Neuroinflammation occurs in the acute phase of spinal cord injury (SCI) and inhibits neural regeneration. In mouse models, etizolam (ETZ) is a strong anxiolytic with unclear effects on SCI. This study investigated the effects of short-term administration of ETZ on neuroinflammation and behavior in mice after SCI. We administrated an ETZ (0.5 mg/kg) daily intraperitoneal injection from the day after SCI for 7 days. Mice were randomly divided into three groups (sham group: only laminectomy, saline group, and ETZ group).
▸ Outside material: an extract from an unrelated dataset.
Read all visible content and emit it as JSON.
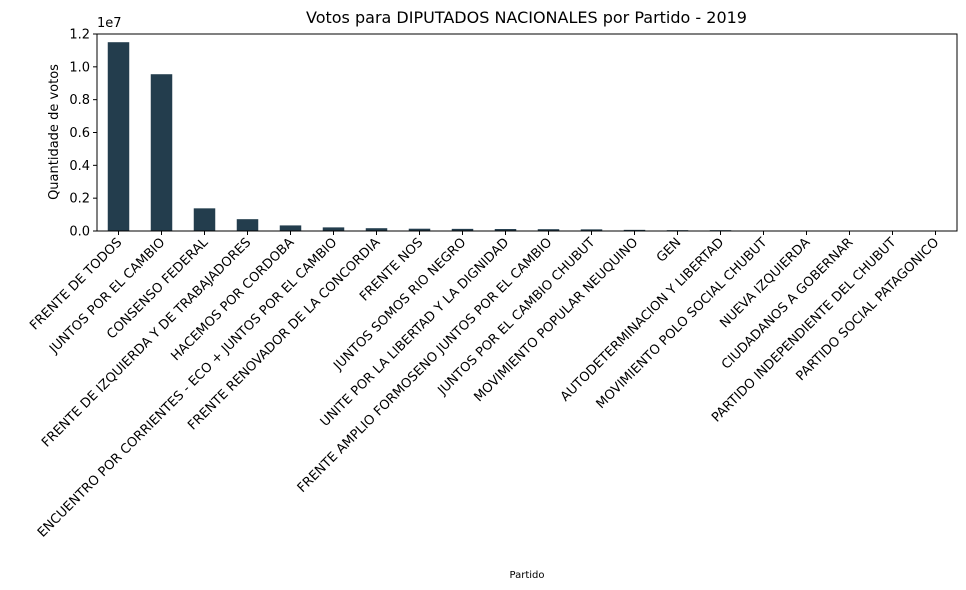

Inflammatory cytokine concentrations in the injured spinal cord epicenter were measured using an enzyme-linked immunosorbent assay on day 7 after SCI to evaluate spinal cord inflammation in the acute phase. Behavior analysis was performed the day before surgery and on days 7, 14, 28, and 42 after surgery. The behavioral analysis included anxiety-like behavior using the open field test, locomotor function using the Basso Mouse Scale, and sensory function using the mechanical and heat test. Inflammatory cytokine concentrations were significantly lower in the ETZ group than in the saline group in the acute phase after spinal surgery. After SCI, anxiety-like behaviors and sensory functions were comparable between the ETZ and saline groups. ETZ administration reduced neuroinflammation in the spinal cord and improved locomotor function. Gamma-amino butyric acid type A receptor stimulants may be effective therapeutic agents for patients with SCI.